The (mis)Behavior of Markets

One goal of this blog is to find new ideas that challenge orthodoxy. It’s easy to look back at discarded ideas like geocentrism and laugh at how obviously they were wrong. But it certainly wasn’t obvious at the time. And it doesn’t take a dramatic leap of imagination to realize that clearly there are many ideas we hold today and believe accurately reflect reality that will actually be proven to be wrong later.

Modern finance is fertile ground for this dynamic. In fact, many highly paid and respected practitioners of modern finance continue have held on to ideas long past the point when their flaws were obvious.

To highlight this point, Mandelbrot tells about a joke Warren Buffett once made—that he’d like to fund university chairs in the Efficient Market Hypothesis in order to train more misguided investors and ultimately increase his advantage in the marketplace.

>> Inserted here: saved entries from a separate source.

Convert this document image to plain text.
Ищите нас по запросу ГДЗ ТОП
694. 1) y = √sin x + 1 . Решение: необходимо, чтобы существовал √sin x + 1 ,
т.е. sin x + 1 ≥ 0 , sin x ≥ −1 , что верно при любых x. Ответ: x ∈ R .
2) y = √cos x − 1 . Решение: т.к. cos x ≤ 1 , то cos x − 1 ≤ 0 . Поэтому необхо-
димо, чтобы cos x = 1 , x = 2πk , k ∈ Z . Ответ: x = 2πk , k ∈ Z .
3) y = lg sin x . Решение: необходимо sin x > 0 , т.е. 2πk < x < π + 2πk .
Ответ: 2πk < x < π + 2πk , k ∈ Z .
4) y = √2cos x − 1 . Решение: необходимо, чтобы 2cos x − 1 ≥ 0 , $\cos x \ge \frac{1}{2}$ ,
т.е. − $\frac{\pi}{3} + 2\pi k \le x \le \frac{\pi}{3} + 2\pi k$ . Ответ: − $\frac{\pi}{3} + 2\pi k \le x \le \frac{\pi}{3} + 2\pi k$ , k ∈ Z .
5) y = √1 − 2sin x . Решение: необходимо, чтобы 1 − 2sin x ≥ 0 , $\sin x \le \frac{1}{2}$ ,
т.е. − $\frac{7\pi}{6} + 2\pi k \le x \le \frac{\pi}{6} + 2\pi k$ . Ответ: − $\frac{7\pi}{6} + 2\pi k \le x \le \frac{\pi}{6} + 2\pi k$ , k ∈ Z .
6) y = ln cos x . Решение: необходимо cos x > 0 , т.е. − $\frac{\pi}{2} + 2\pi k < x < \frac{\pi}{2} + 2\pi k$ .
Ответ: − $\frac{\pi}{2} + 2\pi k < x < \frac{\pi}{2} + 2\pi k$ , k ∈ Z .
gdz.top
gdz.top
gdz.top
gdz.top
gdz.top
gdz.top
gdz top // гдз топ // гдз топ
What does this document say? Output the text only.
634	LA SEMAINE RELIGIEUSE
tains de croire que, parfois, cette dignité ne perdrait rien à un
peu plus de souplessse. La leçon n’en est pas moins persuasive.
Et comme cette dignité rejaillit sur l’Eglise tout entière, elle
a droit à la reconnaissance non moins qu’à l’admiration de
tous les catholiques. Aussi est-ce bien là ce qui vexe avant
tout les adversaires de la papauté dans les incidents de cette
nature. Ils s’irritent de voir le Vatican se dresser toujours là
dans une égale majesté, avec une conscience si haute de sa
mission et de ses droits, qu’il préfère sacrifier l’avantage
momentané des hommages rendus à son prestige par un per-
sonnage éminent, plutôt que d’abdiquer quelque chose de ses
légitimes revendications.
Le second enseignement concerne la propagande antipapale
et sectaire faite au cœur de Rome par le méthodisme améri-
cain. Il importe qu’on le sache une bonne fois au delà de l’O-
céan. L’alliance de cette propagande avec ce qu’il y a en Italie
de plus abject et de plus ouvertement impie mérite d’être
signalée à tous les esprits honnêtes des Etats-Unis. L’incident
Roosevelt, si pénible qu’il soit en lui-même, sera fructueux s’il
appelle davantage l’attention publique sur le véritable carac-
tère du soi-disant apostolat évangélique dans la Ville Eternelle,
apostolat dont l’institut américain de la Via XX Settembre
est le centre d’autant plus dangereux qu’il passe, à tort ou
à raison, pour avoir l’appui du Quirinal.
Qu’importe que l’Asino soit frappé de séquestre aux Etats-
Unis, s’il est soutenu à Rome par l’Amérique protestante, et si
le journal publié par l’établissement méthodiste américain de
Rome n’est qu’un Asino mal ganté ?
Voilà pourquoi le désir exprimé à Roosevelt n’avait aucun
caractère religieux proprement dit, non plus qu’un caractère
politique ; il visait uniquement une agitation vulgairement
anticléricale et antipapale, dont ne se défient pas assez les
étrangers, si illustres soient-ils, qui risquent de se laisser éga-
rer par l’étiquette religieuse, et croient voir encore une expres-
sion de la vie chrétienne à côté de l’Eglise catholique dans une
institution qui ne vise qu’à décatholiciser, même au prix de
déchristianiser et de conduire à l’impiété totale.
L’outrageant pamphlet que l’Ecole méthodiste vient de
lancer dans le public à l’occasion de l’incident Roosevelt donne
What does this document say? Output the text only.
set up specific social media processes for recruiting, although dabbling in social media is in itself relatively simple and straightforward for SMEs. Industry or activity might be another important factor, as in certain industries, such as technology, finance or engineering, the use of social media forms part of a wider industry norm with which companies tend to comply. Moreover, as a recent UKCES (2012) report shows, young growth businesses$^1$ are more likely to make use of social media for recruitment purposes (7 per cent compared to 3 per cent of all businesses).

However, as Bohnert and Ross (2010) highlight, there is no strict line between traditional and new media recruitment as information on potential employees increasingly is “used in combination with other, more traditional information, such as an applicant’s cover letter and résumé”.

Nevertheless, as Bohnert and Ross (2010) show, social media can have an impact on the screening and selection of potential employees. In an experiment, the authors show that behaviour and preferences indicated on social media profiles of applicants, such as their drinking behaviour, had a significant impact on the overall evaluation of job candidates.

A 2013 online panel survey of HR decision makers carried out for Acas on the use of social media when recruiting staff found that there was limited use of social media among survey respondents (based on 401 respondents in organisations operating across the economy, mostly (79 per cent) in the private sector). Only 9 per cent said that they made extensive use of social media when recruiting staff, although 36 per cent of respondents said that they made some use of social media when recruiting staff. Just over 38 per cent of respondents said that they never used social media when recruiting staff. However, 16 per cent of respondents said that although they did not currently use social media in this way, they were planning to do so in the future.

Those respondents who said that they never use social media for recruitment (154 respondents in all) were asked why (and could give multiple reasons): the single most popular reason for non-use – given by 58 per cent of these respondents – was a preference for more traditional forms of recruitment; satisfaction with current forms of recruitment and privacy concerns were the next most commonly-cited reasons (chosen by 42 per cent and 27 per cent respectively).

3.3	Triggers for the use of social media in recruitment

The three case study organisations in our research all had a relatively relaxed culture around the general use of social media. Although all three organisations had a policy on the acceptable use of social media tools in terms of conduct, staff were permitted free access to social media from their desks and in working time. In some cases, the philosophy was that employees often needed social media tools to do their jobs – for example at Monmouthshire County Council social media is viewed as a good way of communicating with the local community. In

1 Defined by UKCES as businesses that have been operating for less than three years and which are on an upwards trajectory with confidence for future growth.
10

I was drawn to Benoit Mandelbrot’s book The (mis)Behavior of Markets because Mandelbrot was known throughout his career to challenge core assumptions in modern finance.

I was also drawn to the book because fractals have long been interesting to me. As a child with a certain nerdy, bookish disposition, I discovered James Gleick’s book Chaos at a young age and learned about fractals, patterns that are the same at various levels.

The idea of repeating patterns at different levels of scale stuck with me, and it was one mental model that led me to believe Bitcoin is on a path to be even more valuable and impactful than it is today.

The core message of Mandelbrot’s book is as follows:

Just as there are three states of matter—solid, liquid, and gas—imagine three states of randomness: mild, medium, and wild.

Conventional financial theory assumes that randomness only occurs in the “mild” state. From the perspective of this theory, real prices “misbehave” often.

A more accurate view of randomness in financial theory can be described with “fractally wild randomness”—a model that describes diverse natural phenomena, from fluid dynamics to electrical “flicker” noise.

In short: markets are riskier than you think.

The book is at its best with pictures, which isn’t surprising, considering that’s how Mandelbrot thinks.

For example, the core of finance rests on what is called the Bechalier Brownian motion model, which assumes that each day’s price change is independent of the last and follows the mildly random pattern predicted by the bell curve.

However, a simple analysis of the Dow Jones Industrial Average between 1916 and 2002 shows that this isn’t true.

Here’s the DJIA in its familiar form between 1916 and 2002:

Here’s that same chart in logarithmic scale:

Here’s the daily change in the DJIA in log scale:

You can immediately see that, one, there are some very extreme events and, two, they tend to concentrate together, contradicting both assumptions of the conventional model.

To further illustrate the point, Mandelbrot goes a step further: he manufactures a chart using the assumptions in the conventional model.

Here’s the manufactured chart:

It looks somewhat realistic. But when you look at the daily change, you immediately realize it doesn’t reflect reality.

Here’s what that manufactured chart looks like in daily changes in standard deviations:

Here’s what the DJIA actually looks like in daily changes in standard deviations:

Mandelbrot points out that the conventional model, by definition, sees changes that are “small” (less than one standard deviation) 68 percent of the time; 95 percent of the time, it will see changes less than two standard deviations (2σ); and 98 percent of the time, it will changes that are less than three standard deviations (3σ).

In reality, however, the DJIA with some regularity sees spikes that are 10σ. And the 1987 crash was a 22σ event, the odds of which according to the conventional model are one in 10 to the 50th power. Mandelbrot kindly places that number into perspective:

“It is a number outside the scale of nature. You could span the powers of ten from the smallest subatomic particle to the breadth of the measurable universe—and still never meet such a number.”

In other words, it’s impossible according to the assumptions in our standard models of finance. And yet there it is.

It’s maddening to think that despite reality repeatedly showing the model isn’t true, practitioners cling to it.

The rest of the book is worthwhile, too, and worth a read. It’s worth noting that Mandelbrot admits the alternative theories need a lot more work. His goal is simply to encourage others to pursue the alternatives so that we may emerge with better models.

What I took away from the book are the following:

  • Downside risk. Markets are riskier than we believe, and we should act accordingly. (Insurance in the form of options protecting against extreme events may be a good value if it’s systematically underpriced.)

  • Upside opportunity. I believe the inverse is true, too—that we aren’t thinking properly about the upside benefit of positive extreme events, and I believe this is at the core of investing in technology and innovation.